Auch wenn es noch weit hergeholt zu sein scheint, sollten die Auswirkungen für die globalen Güter Klima und Umwelt nicht vergessen werden. Amerikaner und Europäer verbindet in diesen Fragen nur noch wenig. Dabei könnten die Auswirkungen der Sanktionen hier gravierend sein. Zuletzt hatte Russland internationale Anstrengungen mitgetragen, unerwünschte Methan-Emissionen in den Griff zu bekommen. Eine Initiative, von der sich die USA schon fast verabschiedet haben. Wenn Instandhaltung und Modernisierung von Rohrleitungen und Förderanlagen verzögert werden, käme es hier längerfristig zu Kollateralschäden.

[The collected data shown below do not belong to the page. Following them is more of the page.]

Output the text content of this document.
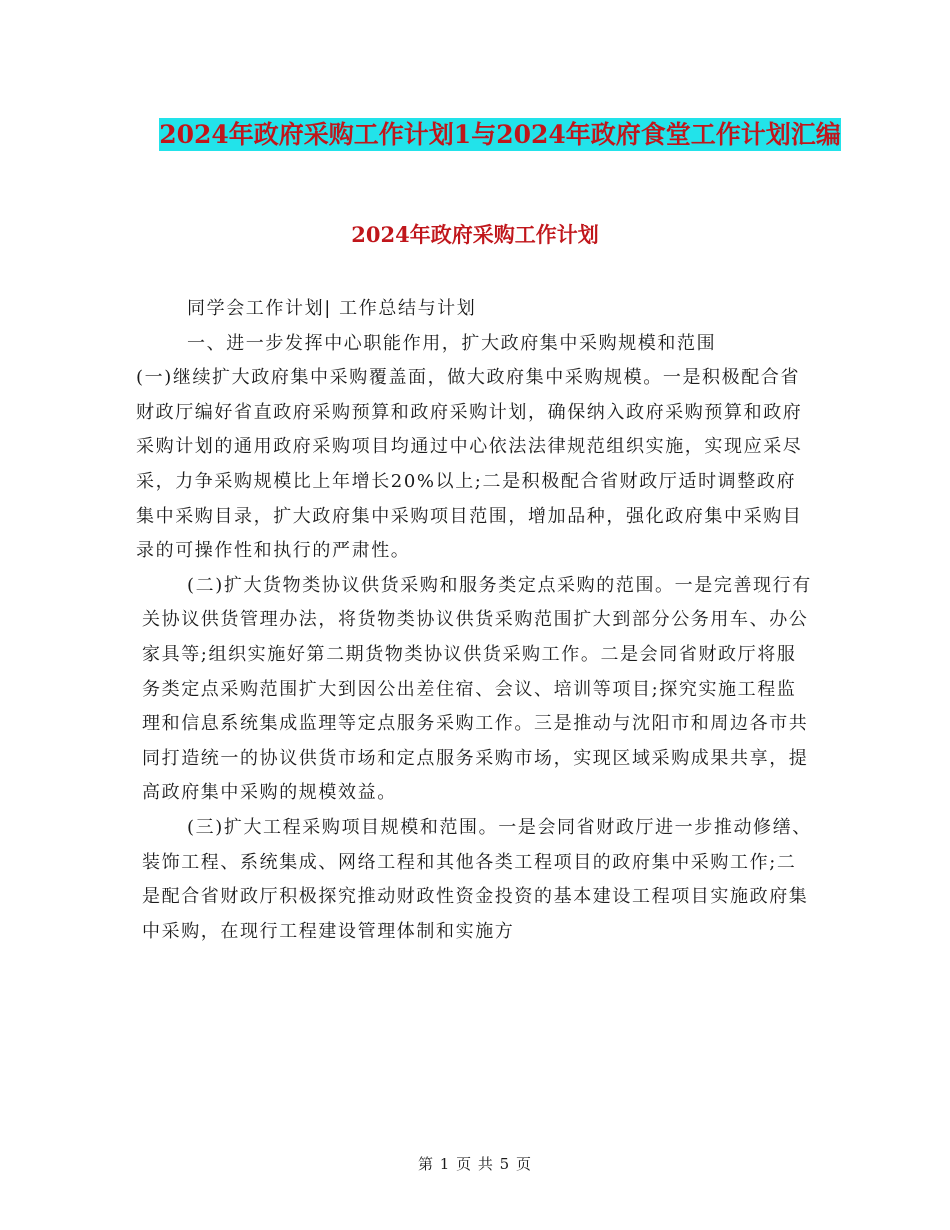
2024年政府采购工作计划1与2024年政府食堂工作计划汇编
2024年政府采购工作计划

同学会工作计划| 工作总结与计划

一、进一步发挥中心职能作用，扩大政府集中采购规模和范围

(一)继续扩大政府集中采购覆盖面，做大政府集中采购规模。一是积极配合省财政厅编好省直政府采购预算和政府采购计划，确保纳入政府采购预算和政府采购计划的通用政府采购项目均通过中心依法法律规范组织实施，实现应采尽采，力争采购规模比上年增长20%以上;二是积极配合省财政厅适时调整政府集中采购目录，扩大政府集中采购项目范围，增加品种，强化政府集中采购目录的可操作性和执行的严肃性。

(二)扩大货物类协议供货采购和服务类定点采购的范围。一是完善现行有关协议供货管理办法，将货物类协议供货采购范围扩大到部分公务用车、办公家具等;组织实施好第二期货物类协议供货采购工作。二是会同省财政厅将服务类定点采购范围扩大到因公出差住宿、会议、培训等项目;探究实施工程监理和信息系统集成监理等定点服务采购工作。三是推动与沈阳市和周边各市共同打造统一的协议供货市场和定点服务采购市场，实现区域采购成果共享，提高政府集中采购的规模效益。

(三)扩大工程采购项目规模和范围。一是会同省财政厅进一步推动修缮、装饰工程、系统集成、网络工程和其他各类工程项目的政府集中采购工作;二是配合省财政厅积极探究推动财政性资金投资的基本建设工程项目实施政府集中采购，在现行工程建设管理体制和实施方

第 1 页 共 5 页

Nicht zuletzt könnte die Geopolitik für die sehr gut versorgten Gasmärkte auf einmal zum begrenzenden Faktor werden: Denn neben Russland sieht sich auch Katar, ein führender Exporteur von Flüssiggas einer Blockade gegenüber. Nach einem Besuch von Präsident Trump hatte Saudi-Arabien mit den Vereinigten Arabischen Emiraten Sanktionen gegen Katar verhängt. Nun mag sich mancher europäische Kunde noch beruhigt zurücklehnen in Aussicht auf Erdgas aus den USA und Australien. Aber wie weit her ist es mit dem Bekenntnis zu freien Märkten, auf das die G 20 nicht ohne Grund zuletzt in Hamburg gedrungen hatten? Wenn "America first" dominiert, könnte es für Präsident Trump verlockend sein, die Gewichte im internationalen Handel mittels forciertem Export von Flüssiggas zugunsten der USA zu verschieben. Im schwelenden Wirtschaftskonflikt mit Deutschland würde das im Weißen Haus als wichtiger Punktsieg gelten.